Jeff Walls, an assistant professor of educational leadership at WSU Spokane, said a lot of problems schools face have to do with uneven or insufficient social support and students’ lack of a sense of belonging.
“Anxiety, depression, and self-harm are at alarming levels among students,” Walls said. “But even without mental health problems there’s a lot of students who feel like school is just about achievement, and not as much about relationships or being in a community.”
Walls said many of the social and emotional wellbeing issues students struggle with currently get dealt with at the school level. He thinks officials and policymakers at the district level need to play a greater role in addressing these issues as they are a systemic problem and there are many resources – social workers and counselors, to name a few – that are shared across schools.
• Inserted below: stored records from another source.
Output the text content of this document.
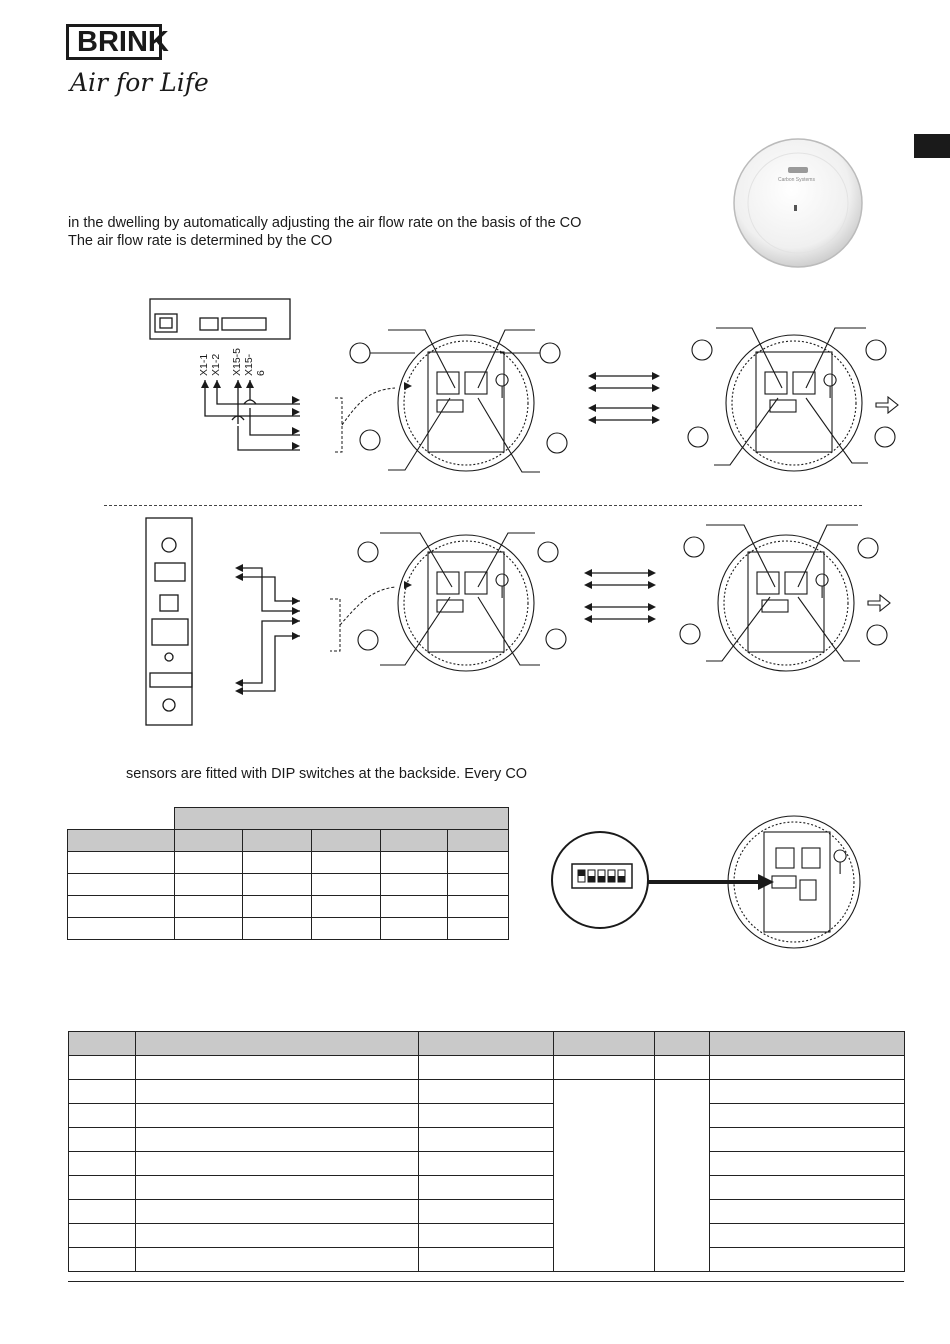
BRINK
Air for Life
Carbon Systems
in the dwelling by automatically adjusting the air flow rate on the basis of the CO
The air flow rate is determined by the CO
X1-1 X1-2 X15-5 X15-6
sensors are fitted with DIP switches at the backside. Every CO
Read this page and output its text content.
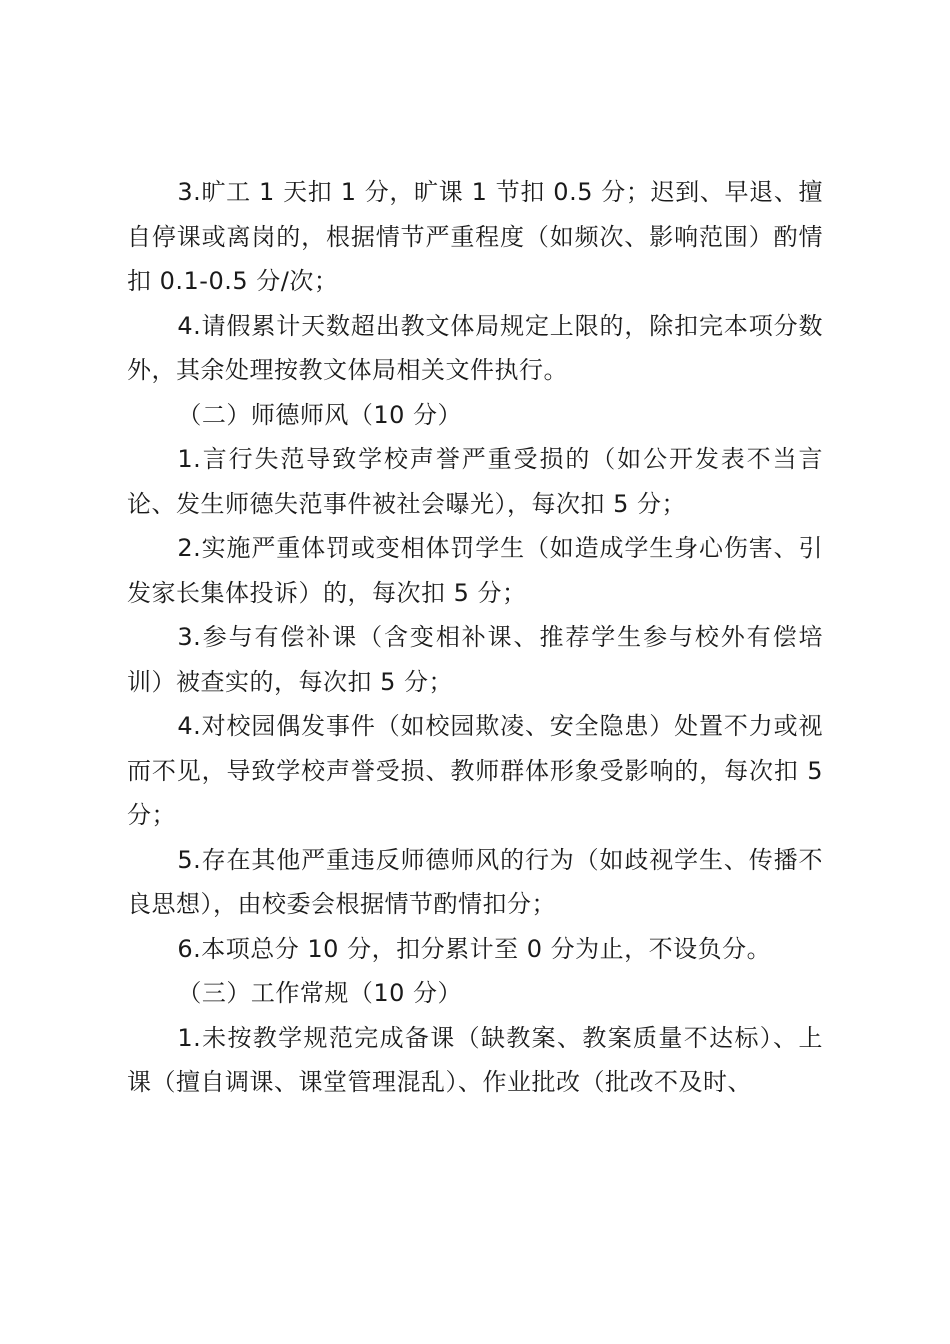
3.旷工 1 天扣 1 分，旷课 1 节扣 0.5 分；迟到、早退、擅自停课或离岗的，根据情节严重程度（如频次、影响范围）酌情扣 0.1-0.5 分/次；

4.请假累计天数超出教文体局规定上限的，除扣完本项分数外，其余处理按教文体局相关文件执行。

（二）师德师风（10 分）

1.言行失范导致学校声誉严重受损的（如公开发表不当言论、发生师德失范事件被社会曝光），每次扣 5 分；

2.实施严重体罚或变相体罚学生（如造成学生身心伤害、引发家长集体投诉）的，每次扣 5 分；

3.参与有偿补课（含变相补课、推荐学生参与校外有偿培训）被查实的，每次扣 5 分；

4.对校园偶发事件（如校园欺凌、安全隐患）处置不力或视而不见，导致学校声誉受损、教师群体形象受影响的，每次扣 5 分；

5.存在其他严重违反师德师风的行为（如歧视学生、传播不良思想），由校委会根据情节酌情扣分；

6.本项总分 10 分，扣分累计至 0 分为止，不设负分。

（三）工作常规（10 分）

1.未按教学规范完成备课（缺教案、教案质量不达标）、上课（擅自调课、课堂管理混乱）、作业批改（批改不及时、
“Plus, there are a lot of students who move among schools, so it makes sense to have some common programming,” he said.
Earlier this year, Walls presented his research examining how organizational policies and practices can help support students’ emotional and social needs to all superintendents in the region.
NEWESD superintendent Michael Dunn said that districts were sold.
“It is hard to argue with its importance, so in the spirit of wanting to do what is right, and in being a good partner with higher education, we see this as a very worthy undertaking,” Dunn said.
No one-size-fits-all definition
Walls said caring isn’t a one-size-fits-all practice. It is something that is specific to the individual needs of students. Thus, it doesn’t so much matter what he thinks caring is, but what the student who needs the caring thinks it is.
“I also think that for schools, but especially for districts, caring and social support aren’t so much ‘overlooked’ as it is something that has been taken for granted, or that districts haven’t had to think about before,” Walls said. “We assume that teachers really care for kids, and often they do, but there are also kids who don’t have an adult at school who they can turn to, and there are also a lot of kids who feel like the adults in their lives care for them, but this often gets crowded out by academic expectations and pressure to achieve.”
As part of the project, NEWESD officials will help connect Walls with superintendents and district leaders so that he can interview them about what they currently are doing to provide system-level support for student care, as well as what they feel their shortcomings and areas for growth are.
“At NEWESD, we are a conduit to, a convener of, and a collaborator with the 59 public school districts and the public charter and private schools in our region,” Dunn said. “We will work with Dr. Walls in helping him have access to them, and them to him. And because this is a topic he cares about, and we care about, we are all interested to learn from it.”
Ultimately, Walls said the project will result in a rubric and toolkit to help district leaders assess their current strengths and weakness in supporting caring schools, as well as develop recommendations and organizational activities to build capacity to address identified weaknesses.
“Districts often find themselves reacting to problems or tragedies, such as bullying or attempted suicides, but I hope this can help them with proactive plans to help students feel supported,” Walls said.